Meta has made some notable changes to its compensation structure amid its heavy push to AI.

While the Facebook parent company is reducing its annual equity-based awards for employees, Meta has now approved a plan that could see executives earn bonuses of up to 200% of their base salary.

The new bonus plan aims to motivate executives and reward them for their performance. In an SEC filing, as seen by Financial Times, Meta explained that the increased bonus is designed to “focus on company priorities and reward executives for company results and achievements.”

The plan will raise the potential bonus from 75% to 200% of their base pay. However, the boost does not apply to Meta’s CEO, Mark Zuckerberg, as his compensation is mostly tied to stock options rather than bonuses.

“Equity-based awards for employees” means giving employees company stock or stock options as part of their pay. This is meant to motivate them to help the company succeed.

This move comes as Meta deals with a round of layoffs due to underperformance, affecting about 4,000 employees, or roughly 5% of its workforce. The job cuts were first reported by Bloomberg.
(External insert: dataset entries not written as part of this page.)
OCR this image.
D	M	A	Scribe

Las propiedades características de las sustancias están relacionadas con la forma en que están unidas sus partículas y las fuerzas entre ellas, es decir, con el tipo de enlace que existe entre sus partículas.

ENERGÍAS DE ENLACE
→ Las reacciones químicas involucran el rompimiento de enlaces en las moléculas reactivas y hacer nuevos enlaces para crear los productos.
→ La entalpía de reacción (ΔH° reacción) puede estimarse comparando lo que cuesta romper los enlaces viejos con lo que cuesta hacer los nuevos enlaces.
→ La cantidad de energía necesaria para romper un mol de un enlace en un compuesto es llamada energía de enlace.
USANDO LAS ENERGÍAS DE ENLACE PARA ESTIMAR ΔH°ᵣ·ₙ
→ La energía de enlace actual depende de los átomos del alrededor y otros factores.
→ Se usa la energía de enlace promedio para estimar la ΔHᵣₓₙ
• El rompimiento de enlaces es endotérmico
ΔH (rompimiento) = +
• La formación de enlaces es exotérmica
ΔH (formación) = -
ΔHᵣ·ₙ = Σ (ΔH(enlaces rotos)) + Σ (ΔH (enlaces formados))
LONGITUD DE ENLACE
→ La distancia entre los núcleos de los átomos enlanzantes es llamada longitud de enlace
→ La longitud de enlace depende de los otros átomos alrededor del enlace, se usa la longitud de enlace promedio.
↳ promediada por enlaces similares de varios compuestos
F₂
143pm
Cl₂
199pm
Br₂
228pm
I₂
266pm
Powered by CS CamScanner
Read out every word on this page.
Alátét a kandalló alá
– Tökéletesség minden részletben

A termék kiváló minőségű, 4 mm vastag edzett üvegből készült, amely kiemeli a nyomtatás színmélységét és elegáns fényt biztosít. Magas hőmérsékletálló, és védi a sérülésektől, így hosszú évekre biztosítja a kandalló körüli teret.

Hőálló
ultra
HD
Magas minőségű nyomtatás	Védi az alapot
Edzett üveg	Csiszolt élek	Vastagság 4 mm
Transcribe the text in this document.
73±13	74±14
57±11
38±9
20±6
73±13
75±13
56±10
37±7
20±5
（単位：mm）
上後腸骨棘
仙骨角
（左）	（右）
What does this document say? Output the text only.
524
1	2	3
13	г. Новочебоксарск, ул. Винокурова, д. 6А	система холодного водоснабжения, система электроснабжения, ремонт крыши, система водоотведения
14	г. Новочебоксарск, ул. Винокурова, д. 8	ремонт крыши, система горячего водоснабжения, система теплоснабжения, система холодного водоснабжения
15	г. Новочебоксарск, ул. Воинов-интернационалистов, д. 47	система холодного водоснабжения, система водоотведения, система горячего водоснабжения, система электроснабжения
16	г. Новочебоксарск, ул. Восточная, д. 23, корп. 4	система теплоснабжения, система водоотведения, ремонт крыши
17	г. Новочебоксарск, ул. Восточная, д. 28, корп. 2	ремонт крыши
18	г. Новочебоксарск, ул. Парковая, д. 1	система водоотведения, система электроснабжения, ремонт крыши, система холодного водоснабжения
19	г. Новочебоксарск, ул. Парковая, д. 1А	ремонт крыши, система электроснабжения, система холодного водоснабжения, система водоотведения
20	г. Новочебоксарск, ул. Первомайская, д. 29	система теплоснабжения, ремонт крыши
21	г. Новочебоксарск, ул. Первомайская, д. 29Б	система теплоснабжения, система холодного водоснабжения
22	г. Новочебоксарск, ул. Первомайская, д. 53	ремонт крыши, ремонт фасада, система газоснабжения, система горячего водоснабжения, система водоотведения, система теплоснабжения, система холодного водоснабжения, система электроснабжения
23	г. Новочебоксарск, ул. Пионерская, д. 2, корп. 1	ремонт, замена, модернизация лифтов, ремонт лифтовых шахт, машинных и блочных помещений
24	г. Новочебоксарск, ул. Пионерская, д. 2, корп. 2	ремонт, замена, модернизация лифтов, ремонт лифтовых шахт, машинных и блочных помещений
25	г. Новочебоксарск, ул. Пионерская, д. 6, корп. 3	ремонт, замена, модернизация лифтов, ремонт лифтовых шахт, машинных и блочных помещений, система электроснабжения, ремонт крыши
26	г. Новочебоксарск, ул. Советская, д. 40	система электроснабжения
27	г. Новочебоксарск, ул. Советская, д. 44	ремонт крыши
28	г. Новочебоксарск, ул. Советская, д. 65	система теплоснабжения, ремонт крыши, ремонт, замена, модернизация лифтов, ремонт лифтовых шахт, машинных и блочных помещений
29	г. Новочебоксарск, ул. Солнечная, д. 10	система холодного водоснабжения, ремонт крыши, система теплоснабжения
The layoffs, which Meta says target low-performing employees, have caused some surprise. Affected workers, some of whom had received positive reviews, expressed confusion over the cuts.

One employee said they were caught off guard by the layoff decision, despite a solid performance history. A Meta spokesperson responded to Business Insider, “Simply because someone had a history of meeting or exceeding expectations, does not mean they continue to consistently meet the bar.”